In Brief

Johnson must fold on fishing rights to avoid no-deal Brexit, Macron warns

Prime minister ‘dismayed’ and ‘startled’ as EU leaders call his bluff over threat to quit talks

EU leaders led by Emmanuel Macron have “disappointed” UK negotiators by insisting that Boris Johnson must back down in a row over fishing rights in order to get a Brexit deal, Lord David Frost said yesterday. 

The prime minister’s chief negotiator spoke out after Macron called “Johnson’s bluff on his threat to walk out of negotiations” by insisting that Britain must concede a “good settlement” that will preserve fishing access for French boats in UK waters after the Brexit transition period ends on 31 December, The Times reports.

“Under no condition can our fishermen be sacrificed during Brexit,” said the French president. “If conditions aren’t met, it’s possible we don’t have an agreement. We are ready for that. If there are no good terms found at the end of the discussion, we are ready for a no-deal.”

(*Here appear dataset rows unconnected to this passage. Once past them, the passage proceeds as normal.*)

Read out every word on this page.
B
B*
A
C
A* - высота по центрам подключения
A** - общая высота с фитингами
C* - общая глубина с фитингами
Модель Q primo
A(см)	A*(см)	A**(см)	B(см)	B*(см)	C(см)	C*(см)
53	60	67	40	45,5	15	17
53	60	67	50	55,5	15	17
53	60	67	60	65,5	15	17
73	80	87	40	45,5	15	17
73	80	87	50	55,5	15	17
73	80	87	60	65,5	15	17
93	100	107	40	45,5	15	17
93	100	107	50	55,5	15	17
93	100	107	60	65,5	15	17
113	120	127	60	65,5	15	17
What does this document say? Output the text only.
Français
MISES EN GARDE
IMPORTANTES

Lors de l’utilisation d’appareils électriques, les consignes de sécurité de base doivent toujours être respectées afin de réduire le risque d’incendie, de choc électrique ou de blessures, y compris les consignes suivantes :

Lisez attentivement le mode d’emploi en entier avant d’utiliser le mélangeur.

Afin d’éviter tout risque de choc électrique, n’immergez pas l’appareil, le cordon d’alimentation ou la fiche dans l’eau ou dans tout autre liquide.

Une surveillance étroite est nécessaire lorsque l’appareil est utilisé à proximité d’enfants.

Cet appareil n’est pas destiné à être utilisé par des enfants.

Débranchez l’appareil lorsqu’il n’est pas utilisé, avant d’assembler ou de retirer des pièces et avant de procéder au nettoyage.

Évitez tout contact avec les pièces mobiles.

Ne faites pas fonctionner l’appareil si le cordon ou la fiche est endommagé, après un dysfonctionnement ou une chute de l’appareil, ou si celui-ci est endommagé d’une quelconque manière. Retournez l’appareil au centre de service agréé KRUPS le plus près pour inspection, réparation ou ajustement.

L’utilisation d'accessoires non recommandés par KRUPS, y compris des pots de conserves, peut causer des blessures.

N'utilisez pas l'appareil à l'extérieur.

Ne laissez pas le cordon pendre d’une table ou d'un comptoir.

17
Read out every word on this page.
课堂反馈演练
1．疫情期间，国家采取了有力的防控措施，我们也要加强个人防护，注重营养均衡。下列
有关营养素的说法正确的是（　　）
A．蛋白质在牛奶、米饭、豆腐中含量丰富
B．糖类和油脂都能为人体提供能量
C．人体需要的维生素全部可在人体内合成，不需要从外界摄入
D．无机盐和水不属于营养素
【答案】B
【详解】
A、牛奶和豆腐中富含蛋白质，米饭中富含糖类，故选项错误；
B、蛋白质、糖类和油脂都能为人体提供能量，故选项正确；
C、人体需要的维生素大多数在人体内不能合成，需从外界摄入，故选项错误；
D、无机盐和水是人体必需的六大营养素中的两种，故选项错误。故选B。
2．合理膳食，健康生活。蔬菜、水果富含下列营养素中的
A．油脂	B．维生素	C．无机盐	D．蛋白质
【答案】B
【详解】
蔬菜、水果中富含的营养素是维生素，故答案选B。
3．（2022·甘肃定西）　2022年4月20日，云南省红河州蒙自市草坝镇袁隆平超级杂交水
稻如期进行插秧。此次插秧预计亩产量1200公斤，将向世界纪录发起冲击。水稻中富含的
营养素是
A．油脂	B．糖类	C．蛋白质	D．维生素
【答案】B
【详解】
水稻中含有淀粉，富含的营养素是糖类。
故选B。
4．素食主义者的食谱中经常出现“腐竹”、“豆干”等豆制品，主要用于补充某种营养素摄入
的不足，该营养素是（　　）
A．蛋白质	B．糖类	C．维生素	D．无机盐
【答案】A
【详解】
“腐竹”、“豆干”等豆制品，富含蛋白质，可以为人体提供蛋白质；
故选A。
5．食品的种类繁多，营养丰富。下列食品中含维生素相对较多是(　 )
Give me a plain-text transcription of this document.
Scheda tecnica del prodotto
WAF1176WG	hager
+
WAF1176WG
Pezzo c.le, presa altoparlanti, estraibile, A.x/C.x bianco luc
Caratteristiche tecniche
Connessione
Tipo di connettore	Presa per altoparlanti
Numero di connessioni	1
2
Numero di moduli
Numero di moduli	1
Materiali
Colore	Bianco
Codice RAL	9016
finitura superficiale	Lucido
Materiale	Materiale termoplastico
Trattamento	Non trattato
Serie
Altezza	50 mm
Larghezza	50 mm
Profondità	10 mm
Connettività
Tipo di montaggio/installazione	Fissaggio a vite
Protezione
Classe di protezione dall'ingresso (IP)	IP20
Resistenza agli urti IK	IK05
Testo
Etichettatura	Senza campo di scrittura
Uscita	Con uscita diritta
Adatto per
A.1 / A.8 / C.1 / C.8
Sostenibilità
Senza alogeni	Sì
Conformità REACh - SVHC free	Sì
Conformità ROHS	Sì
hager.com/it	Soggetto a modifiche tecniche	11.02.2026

According to The Times, Johnson was “dismayed” by the ultimatum, which as The Guardian notes, appears to be a “direct challenge” to the PM’s threat last month to quit negotiations if no agreement was reached at this week’s crunch summit in Brussels.

Macron’s warning has “startled” No. 10 and is “regarded as incendiary”, as Johnson had said he would make a decision today on whether to continue the talks, The Guardian adds. 

Criticising the EU’s stance, negotiating chief Frost last night tweeted that he was “surprised EU is no longer committed “to working ‘intensively’ to reach a future partnership” as had been agreed during talks with the European Commission two weeks ago.

“Boris Johnson will set out UK reactions and approach tomorrow in the light of his statement of 7 September,” Frost wrote. 

Meanwhile, the EU’s chief negotiator Michel Barnier said fresh “intensive” talks should be held, with the aim of reaching a deal around the end of October. Both sides are calling on each other to compromise on key issues that also include state aid.